The second thing you should know about canine transmissible venereal tumor, which we’ll shorten to CTVT, is that it’s actually the business end of a contagious cancer that seems to have plagued a small population of dogs for the past 11,000 years. This makes CTVT one of just three cancers we know of that can pass from animal to animal like a rock ’n’ roll-loving demon. The other cases include Tasmanian devil facial tumor disease and a sarcoma scientists infected Syrian hamsters with in the 1960s
But unlike the afflictions of devils and hamsters, CTVT is an STD—a sexually transmitted disease. The cancer spreads when tumor cells are shed by the host during a moment of intimacy and make contact with another canine, at which point they set up shop in the new dog’s private parts. Symptoms of infection range from bleeding genitals to what an early 19th century veterinary practitioner described as “an ulcerous state, accompanied with a fungous excrescence.”
However, cancer biologists like Elizabeth Murchison have learned to look past CTVT’s cauliflower-like exterior to appreciate the science within.
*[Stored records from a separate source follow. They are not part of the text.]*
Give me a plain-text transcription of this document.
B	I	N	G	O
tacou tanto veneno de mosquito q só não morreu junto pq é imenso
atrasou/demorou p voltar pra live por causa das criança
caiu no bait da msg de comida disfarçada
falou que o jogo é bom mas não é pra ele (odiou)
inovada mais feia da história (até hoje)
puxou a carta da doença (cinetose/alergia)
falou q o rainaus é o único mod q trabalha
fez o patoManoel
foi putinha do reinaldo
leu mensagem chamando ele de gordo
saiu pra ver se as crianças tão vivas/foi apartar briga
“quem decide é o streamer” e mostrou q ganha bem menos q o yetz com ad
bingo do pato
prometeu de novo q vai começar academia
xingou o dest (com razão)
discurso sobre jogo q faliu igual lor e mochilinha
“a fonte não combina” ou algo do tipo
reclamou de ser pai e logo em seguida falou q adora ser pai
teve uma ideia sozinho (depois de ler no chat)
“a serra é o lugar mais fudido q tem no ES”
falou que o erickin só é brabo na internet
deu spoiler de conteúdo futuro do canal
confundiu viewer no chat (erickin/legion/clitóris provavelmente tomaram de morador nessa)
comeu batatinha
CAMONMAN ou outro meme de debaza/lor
A native Tasmanian, Murchison was lured into the wonderful world of transmissible cancers by studying her island’s devils. “From there, I learnt about the dog cancer, and found it completely fascinating,” she told me in an email.
Murchison and her colleagues recently sequenced the genomes of CTVT samples from dogs found across the world from each other—an Aboriginal camp dog from Australia and a cocker spaniel from Brazil. Despite the fact that the dogs were separated by more than 10,000 miles and an ocean, the team found the tumors’ genetic makeups to be strikingly similar.
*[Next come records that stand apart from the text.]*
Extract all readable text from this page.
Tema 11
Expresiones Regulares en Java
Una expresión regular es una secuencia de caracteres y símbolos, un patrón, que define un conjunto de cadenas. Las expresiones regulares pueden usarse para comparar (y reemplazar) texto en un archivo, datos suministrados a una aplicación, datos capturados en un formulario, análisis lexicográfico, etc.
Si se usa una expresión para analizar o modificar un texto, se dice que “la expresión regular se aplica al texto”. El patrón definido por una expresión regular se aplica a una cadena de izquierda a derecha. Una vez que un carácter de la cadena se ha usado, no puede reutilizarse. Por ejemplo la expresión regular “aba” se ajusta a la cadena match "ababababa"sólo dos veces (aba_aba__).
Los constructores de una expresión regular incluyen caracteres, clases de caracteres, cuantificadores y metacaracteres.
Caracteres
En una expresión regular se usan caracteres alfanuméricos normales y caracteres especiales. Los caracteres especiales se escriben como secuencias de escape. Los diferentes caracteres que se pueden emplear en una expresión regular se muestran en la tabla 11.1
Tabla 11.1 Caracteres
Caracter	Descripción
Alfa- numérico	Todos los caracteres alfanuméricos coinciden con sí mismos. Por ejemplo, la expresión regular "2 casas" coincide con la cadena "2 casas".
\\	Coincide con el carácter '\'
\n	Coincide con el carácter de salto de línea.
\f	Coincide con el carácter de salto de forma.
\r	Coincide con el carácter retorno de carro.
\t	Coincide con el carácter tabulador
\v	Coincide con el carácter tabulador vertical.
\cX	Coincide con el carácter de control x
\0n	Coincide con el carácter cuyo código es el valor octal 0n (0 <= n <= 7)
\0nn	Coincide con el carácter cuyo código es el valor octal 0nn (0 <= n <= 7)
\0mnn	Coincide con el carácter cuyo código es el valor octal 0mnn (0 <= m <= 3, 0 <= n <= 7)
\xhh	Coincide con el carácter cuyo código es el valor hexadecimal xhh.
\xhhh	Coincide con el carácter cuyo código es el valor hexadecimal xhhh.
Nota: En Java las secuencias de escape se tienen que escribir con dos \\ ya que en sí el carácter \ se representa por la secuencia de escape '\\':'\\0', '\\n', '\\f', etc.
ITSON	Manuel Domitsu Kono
Further analysis of the tumors’ mutation rates suggests that the cancer cells infecting the dog living in the Australian Outback and the one living in Brazil’s favelas shared a common ancestor 460 years ago. “We note that the estimated timing of this divergence coincides with the era of rapid human global exploration,” the researchers report in the journal Science.
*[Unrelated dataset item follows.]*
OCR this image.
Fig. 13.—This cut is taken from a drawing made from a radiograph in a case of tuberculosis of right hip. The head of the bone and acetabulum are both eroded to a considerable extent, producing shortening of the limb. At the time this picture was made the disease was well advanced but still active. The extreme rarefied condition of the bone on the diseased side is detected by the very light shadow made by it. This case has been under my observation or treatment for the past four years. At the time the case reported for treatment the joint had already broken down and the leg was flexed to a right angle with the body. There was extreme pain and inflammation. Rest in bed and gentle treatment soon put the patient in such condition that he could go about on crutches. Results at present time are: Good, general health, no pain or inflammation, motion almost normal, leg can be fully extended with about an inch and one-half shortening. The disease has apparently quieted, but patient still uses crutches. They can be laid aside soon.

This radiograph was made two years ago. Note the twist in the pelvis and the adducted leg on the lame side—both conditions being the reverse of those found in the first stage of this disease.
But a lineage that dates back to Columbus’s time is still relatively recent compared to how long ago the cancer itself originated. The team estimates that CTVT blinked into existence in a dog that lived between 10,179 and 12,873 years ago—this dog’s mutated cells were the source of the endlessly contagious cancer. By comparing DNA from the modern tumor cells to the genotypes of 1,106 dogs, wolves, and coyotes, the researchers conclude that the first animal to suffer from CTVT was a black-ish, relatively inbred canine resembling a malamute. And from this whelp, a miracle was born.
The researchers, in their own peer-reviewed and suitable-for-publication way, can barely contain their wonder. “It is remarkable,” they write, “that a somatic genome whose DNA would normally have survived for no more than 15 years during the life of one dog has continued to exist for several millennia as a parasitic life form.”
Truly, CTVT is a survivor beyond comparison. Unlike most cancers, which are caused when the host’s own cells multiply uncontrolled, CCVT is an independent lineage that has parasitized dogs around the world. And every CTVT cell marches to the beat of the same war drum. It also isn’t picky and will just as happily colonize other canids, such as wolves, foxes, and coyotes.
Even now, the yelps you hear in the night may be an alley mutt carrying out the cancer’s ancient legacy—replicate, fornicate, disseminate.